Lee Williams II, the district’s chief equity officer, said when breaking down report cards, there is a disconnect between the perceived performance of white students compared to students of color.
He said this poses a threat to students who may feel like they are unable to meet performance markers. Williams said breaking down these established lines would help the district examine what is best for students as well as promote diversity — racially, economically and linguistically.
“What I am asking, encouraging and begging is that we do something courageous that most folks won’t,” Williams said. “Look at destroying these lines and looking at doing what’s best for our kids.”
Orange County Schools must dismantle the system of redlining that has caused segregation within the district, he said.
Bus route efficiency is another issue in the district that was discussed. Abele said many students are losing opportunities as a result of long bus rides in the morning and afternoons that are nearly two hours long. He said the district must do better.
Abele also said part of addressing the needs in the district is recognizing that schools are not balanced and are not representative of the community. Redistricting is one solution to this, with the process including determining where the district is, where they want to end up and how to get there.

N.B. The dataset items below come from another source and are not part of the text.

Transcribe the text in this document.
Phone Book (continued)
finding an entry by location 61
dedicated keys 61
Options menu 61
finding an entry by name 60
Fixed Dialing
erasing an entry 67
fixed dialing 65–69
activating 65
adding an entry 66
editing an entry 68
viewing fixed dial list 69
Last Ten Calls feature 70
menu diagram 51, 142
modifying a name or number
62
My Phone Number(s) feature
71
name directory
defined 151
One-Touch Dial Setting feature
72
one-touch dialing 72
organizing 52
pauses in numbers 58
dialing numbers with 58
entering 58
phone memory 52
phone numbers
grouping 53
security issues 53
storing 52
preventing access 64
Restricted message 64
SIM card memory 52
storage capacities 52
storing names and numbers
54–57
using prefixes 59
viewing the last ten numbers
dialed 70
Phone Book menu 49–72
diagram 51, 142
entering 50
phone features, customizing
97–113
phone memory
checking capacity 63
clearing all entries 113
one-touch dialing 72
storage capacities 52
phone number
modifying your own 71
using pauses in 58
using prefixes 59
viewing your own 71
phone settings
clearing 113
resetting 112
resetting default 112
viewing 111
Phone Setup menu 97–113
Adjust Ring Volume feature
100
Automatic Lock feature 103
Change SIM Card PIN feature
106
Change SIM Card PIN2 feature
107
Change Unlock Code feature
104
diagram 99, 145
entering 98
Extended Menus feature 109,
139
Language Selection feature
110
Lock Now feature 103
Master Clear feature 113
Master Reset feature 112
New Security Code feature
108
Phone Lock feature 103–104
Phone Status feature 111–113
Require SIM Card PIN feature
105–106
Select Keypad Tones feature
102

A reassignment plan is the outcome of redistricting, he said. The superintendent takes the data received and presents the reassignment plan, at which point the community is able to provide feedback. The plan is scheduled to be implemented in August 2024.
Sheri Caligan, a math coach at Pathways Elementary, said she was shocked to see the overpopulated schools being mainly tier two and tier three. Redistricting is needed in order to give students the services they deserve, she said.
“We can’t do what’s easy for us as adults,” she said. “We have to put the kids first.”
It is the district’s goal to keep parents informed and allow them to have a voice in the process, Abele said, adding that it is important that no one’s voice is lost.
The district announced its plans to work in partnership with Davis Demographics and the Operations Research and Education Laboratory in order to create an assignment plan.
Through these partnerships, the district will work to consider various demographics – including socioeconomic and academic – in potentially creating new school boundaries.
The board has also discussed holding community input sessions with students, staff and other community members to discuss different topics that would influence the reassignment process.